Use #1: Gene expression Assay
Reporter genes can also be used to assay for the expression of the gene of interest. The reporter is directly attached to the gene of interest to create a gene fusion. The two genes are under the same promoter elements and are transcribed into a single messenger RNA molecule. The mRNA is then translated into protein. In these cases it is important that both proteins be able to properly fold into their active conformations and interact with their substrates despite being fused. In building the DNA construct, a segment of DNA coding for a flexible polypeptide linker region is usually included so that the reporter and the gene product will only minimally interfere with one another.
Use #2: Promoter Assay
Reporter genes can be used to assay for the activity of a particular promoter in a cell or organism. In this case there is no separate "gene of interest"; the reporter gene is simply placed under the control of the target promoter and the reporter gene product's activity is quantitatively measured. The results are normally reported relative to the activity under a "consensus" promoter known to induce strong gene expression.
Example of Application in RB field: RB-dependent repression of target promoter
pRB is able to repress the p107 promoter when overexpressed. These effects are mediated by E2F binding sites within the p107 promoter as pRB does not have DNA binding activity and must rely on E2Fs to localize to target gene promoters. This is illustrated in RB-negative primary cells which demonstrate increased p107 expression.
To assess repressive activities of pRB mutants, p107-Luciferase expression vectors are transfected into RB-negative cells (ex. Saos-2 cells), followed by transfection of an expression vector encoding pRB or the pRB mutant. By measuring expression of the reporter (Luciferase) one can determine how effective pRB or the pRB mutant is at repressing the p107 promoter.
Example of Application in RB field: RB-dependent block of E2F-driven activation of target promoter
Over-expressed pRB is able to repress E2F-driven activation of target genes.
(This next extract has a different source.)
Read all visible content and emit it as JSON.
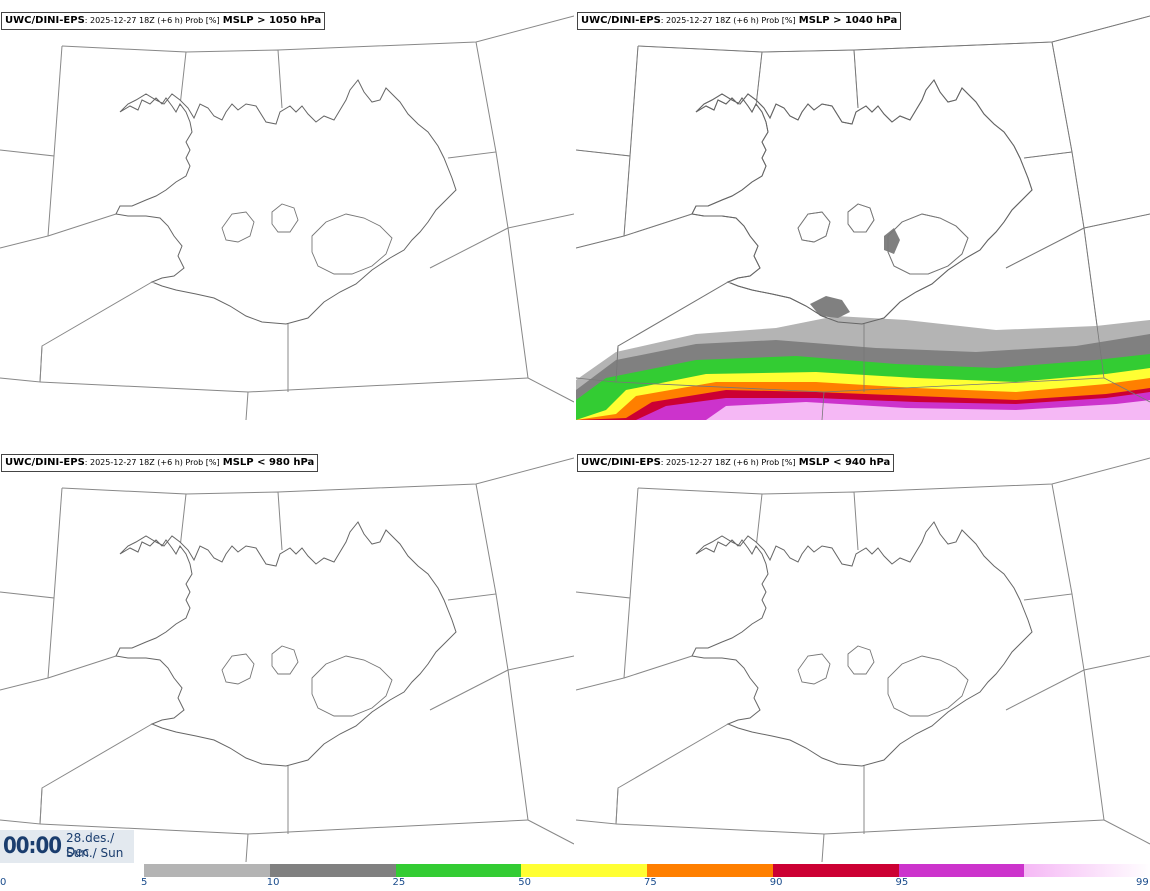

Promoters of E2F target genes often contain E2F-binding sites which serve as enhancer elements as they recruit the E2F transcription factors, which subsequently recruit subunits of the RNA polymerase II holoenzyme.
To assess repressive activities of pRB mutants over E2F-driven activation, E2F4B-Luciferase expression vectors are transfected into RB-negative cells (ex. Saos-2 cells), followed by transfection of expression vectors encoding DP and E2F, and finally pRB or the pRB mutant. The promoter of the E2F4B-Luciferase construct contains four E2F binding sites and exhibits elevated luciferase activity when transfected with E2F/DP1, corresponding to E2F-driven activation of the reporter gene. By measuring expression of the reporter (Luciferase) after transfection of the pRB expression vector, one can determine how effective pRB or the pRB mutant is at repressing the E2F-driven activation of the target promoter.